Akıllı deterjan yönetimi: i-Dos ile her yıkamada doğru ölçü 

Makineyi tamamen doldurunca veya tek parça kıyafeti makineye attığınızda ne kadar deterjan koyacağınızı bilemiyor olabilirsiniz. İşte tam bu noktada i-Dos Deterjan Tarama teknolojisi devreye giriyor. Siemens Home Connect üzerinden şişelerin barkodunu okutup su sertliği ve deterjan yoğunluğunu makineye iletiyor, i-Dos ise her yıkamada doğru miktarı otomatik olarak ayarlıyor. Üstelik Siemens Home Connect uygulaması, deterjan seviyesini takip ederek deterjanınız tükenmeden önce size haber veriyor. Tek yapmanız gereken uygulamayı telefonunuza yüklemek ve çamaşır makinenizi uygulamaya bağlamak. 

stainRemoval teknolojisi: Zorlu lekelerle inatlaşmayı unutun 

Çay, yağ, makyaj, çikolata lekeleri… Gün içinde fark etmeden üzerinize bulaşan lekeler artık kâbus olmaktan çıkıyor. Siemens iQ500 çamaşır makinesi ile stainRemoval teknolojisi devreye giriyor. Tek bir dokunuşla çay, yağ, kozmetik veya günlük hayatta karşılaştığınız diğer zor lekeler için özel programları aktif edebilirsiniz. 

Siemens Home Connect uygulaması sayesinde daha fazla leke türünü ve bunlar için geliştirilmiş özel programları keşfetmek de mümkün. Yani sadece “lekeyi çıkar” demekle kalmıyor, sizin için en doğru yıkama programını da otomatik olarak öneriyor. Böylece hem lekelerle uğraşmak zorunda kalmıyor hem de giysilerinizin ömrünü koruyorsunuz. 

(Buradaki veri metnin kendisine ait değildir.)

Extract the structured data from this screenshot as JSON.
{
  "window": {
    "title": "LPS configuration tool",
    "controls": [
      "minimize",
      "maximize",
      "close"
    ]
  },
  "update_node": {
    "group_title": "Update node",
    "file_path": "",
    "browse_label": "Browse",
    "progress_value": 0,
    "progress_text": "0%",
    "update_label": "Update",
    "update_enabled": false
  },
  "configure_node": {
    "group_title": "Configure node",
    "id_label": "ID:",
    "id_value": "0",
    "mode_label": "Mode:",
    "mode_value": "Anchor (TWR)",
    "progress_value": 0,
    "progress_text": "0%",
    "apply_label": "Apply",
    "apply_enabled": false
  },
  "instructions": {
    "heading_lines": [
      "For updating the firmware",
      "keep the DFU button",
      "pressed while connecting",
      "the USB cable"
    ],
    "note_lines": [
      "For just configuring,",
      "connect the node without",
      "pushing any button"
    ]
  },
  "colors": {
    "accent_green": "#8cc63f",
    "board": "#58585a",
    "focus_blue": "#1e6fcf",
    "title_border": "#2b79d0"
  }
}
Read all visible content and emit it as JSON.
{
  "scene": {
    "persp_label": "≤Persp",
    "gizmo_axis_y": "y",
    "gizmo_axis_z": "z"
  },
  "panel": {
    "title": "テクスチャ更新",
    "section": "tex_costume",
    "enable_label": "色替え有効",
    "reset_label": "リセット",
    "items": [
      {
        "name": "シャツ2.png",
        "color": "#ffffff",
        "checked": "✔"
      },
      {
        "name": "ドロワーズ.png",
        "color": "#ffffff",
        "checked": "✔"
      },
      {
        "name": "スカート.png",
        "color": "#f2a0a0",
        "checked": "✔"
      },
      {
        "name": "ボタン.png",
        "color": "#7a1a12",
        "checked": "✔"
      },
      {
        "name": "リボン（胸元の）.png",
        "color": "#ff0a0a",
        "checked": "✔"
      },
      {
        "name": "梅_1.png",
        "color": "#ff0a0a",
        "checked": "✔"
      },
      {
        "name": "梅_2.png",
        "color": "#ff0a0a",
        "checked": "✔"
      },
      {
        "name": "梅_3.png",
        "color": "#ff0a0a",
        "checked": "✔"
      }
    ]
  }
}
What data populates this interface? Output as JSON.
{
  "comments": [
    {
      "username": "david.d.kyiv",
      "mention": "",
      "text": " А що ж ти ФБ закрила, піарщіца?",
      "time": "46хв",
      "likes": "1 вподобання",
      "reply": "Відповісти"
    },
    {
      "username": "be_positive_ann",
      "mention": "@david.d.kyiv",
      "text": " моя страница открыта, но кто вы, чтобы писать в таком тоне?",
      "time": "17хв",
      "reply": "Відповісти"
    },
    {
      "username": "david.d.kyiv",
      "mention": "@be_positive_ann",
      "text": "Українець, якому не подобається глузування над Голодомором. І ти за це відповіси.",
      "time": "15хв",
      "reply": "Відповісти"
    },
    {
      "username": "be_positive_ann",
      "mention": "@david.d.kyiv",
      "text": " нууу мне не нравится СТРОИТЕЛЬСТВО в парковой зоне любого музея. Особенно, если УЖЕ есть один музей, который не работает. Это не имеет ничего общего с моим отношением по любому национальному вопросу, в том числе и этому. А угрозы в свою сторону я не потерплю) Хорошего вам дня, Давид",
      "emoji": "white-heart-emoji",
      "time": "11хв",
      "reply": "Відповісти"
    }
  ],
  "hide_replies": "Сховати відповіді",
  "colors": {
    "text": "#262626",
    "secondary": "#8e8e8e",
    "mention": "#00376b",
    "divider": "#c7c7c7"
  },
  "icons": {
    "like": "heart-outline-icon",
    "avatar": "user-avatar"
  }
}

Artık çocuğunuza yemek yedirirken dökülen yemek lekeleri, kahve kazaları ya da mutfakta sıçrayan yağ lekeleri sizi endişelendirmiyor. stainRemoval, günlük hayatın getirdiği küçük sürprizlere karşı en güvenilir yardımcınız oluyor. 

Siemens iQ500 çamaşır ve kurutma makineleri, artık sadece kıyafetlerinizi temizleyen makineler değil; size zaman, konfor ve güven veren akıllı iş ortaklarınızdır. Ütüye harcadığınız vakti kendinize ayırın, lekelerle uğraşmayı unutun ve teknolojinin yaşam alanınıza uyumunun keyfini yaşayın.

*Bu yazı Siemens’in katkılarıyla hazırlanmıştır.